There’s something deeper that drove me through those red doors two years ago--connection to something bigger than me.  See, I’m a typical product of post-modern, freely mobile times.  Neither my husband nor myself live close to where we grew up; we live 40 miles from his childhood home and 400 miles from mine.  We have family, extended family, great neighbors, and close friends.  But, we live in a town and work in towns where we have no real history.  This is typical for people my age, but I didn’t grow up this way. I lived in the same house my entire young life, a 150 year old farmhouse.  The farm used to be part of my ancestors’ family farm; my grandmother attended slumber parties on the front porch.  We had a history there.

In my hometown, we attended church where my mother and grandmother were both baptized and married.  We all sat in the same pew, the second from the back on the right side, in front of the Jabergs and behind the Pfisters, for generations.  My family, and many other families, remember when that church was founded, and we remember all the trauma, strife, and exultation in its history.  People came and we welcomed them, and they left and we mourned their leaving.  We took the good with the bad, we struggled, we persevered, we celebrated, we rejoiced.   We took the long view of things.

These days, life is full of ambition, change, freedom, and immediacy.

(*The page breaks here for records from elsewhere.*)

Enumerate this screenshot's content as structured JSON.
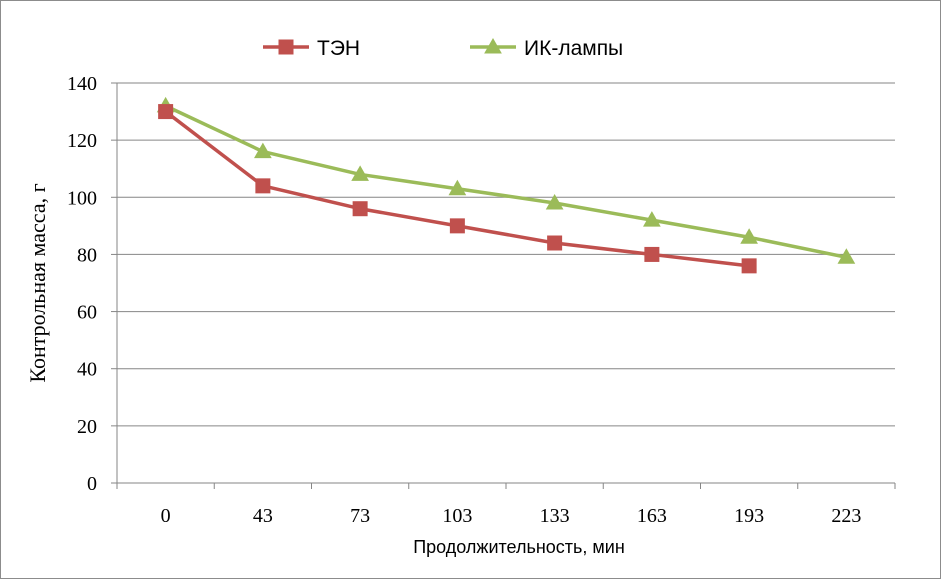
{
  "chart_data": {
    "type": "line",
    "title": "",
    "xlabel": "Продолжительность, мин",
    "ylabel": "Контрольная масса, г",
    "categories": [
      "0",
      "43",
      "73",
      "103",
      "133",
      "163",
      "193",
      "223"
    ],
    "ylim": [
      0,
      140
    ],
    "yticks": [
      0,
      20,
      40,
      60,
      80,
      100,
      120,
      140
    ],
    "grid": "horizontal",
    "legend_position": "top",
    "series": [
      {
        "name": "ТЭН",
        "color": "#c0504d",
        "marker": "square",
        "values": [
          130,
          104,
          96,
          90,
          84,
          80,
          76,
          null
        ]
      },
      {
        "name": "ИК-лампы",
        "color": "#9bbb59",
        "marker": "triangle",
        "values": [
          132,
          116,
          108,
          103,
          98,
          92,
          86,
          79
        ]
      }
    ]
  }
}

Work, homes, friends, are all transient in this post-modern world.  Those of us with enough means have a multitude of opportunities; we are no longer held prisoner by our family’s expectations, our family’s businesses, the family pew in church.  I do not believe we should return to those days of forced stability. My husband and I chose our home for the property values and the school system; we have fulfilling jobs, and great friends.  But, there are no ancestors buried in the cemeteries, no local traditions dating back for generations, and no one asks me, “Aren’t you John's and Florence’s granddaughter?”  No one takes the long view--except at church.

At church, I may be new to the place, but I’m part of a long-hallowed community.  I worship with people who know their baptismal day in 1941, whose parents and grandparents were married in that community, who sit in the same pew with four generations of their family.  They welcome the newcomers as if they are opening their home to us; actually, they are.  They listen to our ideas, offer advice on our plans, complete projects; all the time holding the history of the people and place in their hearts.  Some of us are new, brash, and full of ideas.  Some have the mortar of that building in their bones, the liturgy and tradition in their blood.  Some are full of ideas and change and things that need to get done right away, and some take the long, long view.

I cannot think of another place in my life that connects me to the past, present, and future of my community the way my parish does.  I cannot think of another place where people care for my children as if they are their own grandchildren, where I engage in meaningful discussion with people 30 years younger than me and 30 years old than me. Beyond the theology, prayer and service, my church gives me more.  My church gives me a connection to my town, more meaningful than service organizations, neighbors, or friends.  My church gives my family roots, continuity, and a place to take the long view.